Multi threading #100

Joepetey · 2023-03-31T14:13:57Z

I saw a few people talking about using multiple threads. Is there any documentation or code examples I can see to accomplish this?

guillaumekln · 2023-03-31T15:32:45Z

There are 2 levels of multithreading:

Running one transcription on CPU with multiple threads
Running multiple transcriptions in parallel

Running one transcription on CPU with multiple threads

This number of threads can be configured with the argument cpu_threads (4 by default):

model = WhisperModel("large-v2", device="cpu", cpu_threads=8)

This is the number of threads used by the model itself (usually the number of OpenMP threads). The input is not split and processed in multiple parts.

Running multiple transcriptions in parallel

Multiple transcriptions can run in parallel when the model is using multiple workers or running on multiple GPUs:

# Create a model running on CPU with 4 workers each using 2 threads:
model = WhisperModel("large-v2", device="cpu", num_workers=4, cpu_threads=2)

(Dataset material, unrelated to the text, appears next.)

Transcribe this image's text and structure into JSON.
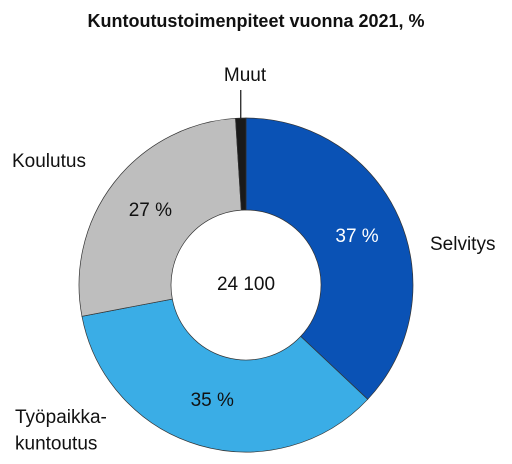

# Create a model running on multiple GPUs:
model = WhisperModel("large-v2", device="cuda", device_index=[0, 1, 2, 3])

# Using multiple workers on a single GPU is also possible but will not increase the throughput by much:
# model = WhisperModel("large-v2", device="cuda", num_workers=2)

Then you can call model.transcribe from multiple Python threads. Of course there are multiple ways to do that. If you are using this library in a webserver, it may already use multiple threads so there is nothing to do.

Just as an example, here's how you can submit multiple transcriptions using a ThreadPoolExecutor. If there are enough files you will see num_workers * cpu_threads active CPU threads.

import concurrent.futures

from faster_whisper import WhisperModel

num_workers = 4
model = WhisperModel("large-v2", device="cpu", num_workers=num_workers, cpu_threads=2)

files = [
    "audio1.mp3",
    "audio2.mp3",
    "audio3.mp3",
    "audio4.mp3",
]


def transcribe_file(file_path):
    segments, info = model.transcribe(file_path)
    segments = list(segments)
    return segments


with concurrent.futures.ThreadPoolExecutor(num_workers) as executor:
    results = executor.map(transcribe_file, files)

    for path, segments in zip(files, results):
        print(
            "Transcription for %s:%s"
            % (path, "".join(segment.text for segment in segments))
        )

Joepetey · 2023-03-31T19:28:15Z

Thank you @guillaumekln for your help!

supratim1121992 · 2023-06-05T22:56:53Z

There are 2 levels of multithreading:

Running one transcription on CPU with multiple threads

Running multiple transcriptions in parallel

Running one transcription on CPU with multiple threads

This number of threads can be configured with the argument cpu_threads (4 by default):
model = WhisperModel("large-v2", device="cpu", cpu_threads=8)
Running multiple transcriptions in parallel

Multiple transcriptions can run in parallel when the model is using multiple workers or running on multiple GPUs:
# Create a model running on CPU with 4 workers each using 2 threads:
model = WhisperModel("large-v2", device="cpu", num_workers=4, cpu_threads=2)

# Create a model running on multiple GPUs:
model = WhisperModel("large-v2", device="cuda", device_index=[0, 1, 2, 3])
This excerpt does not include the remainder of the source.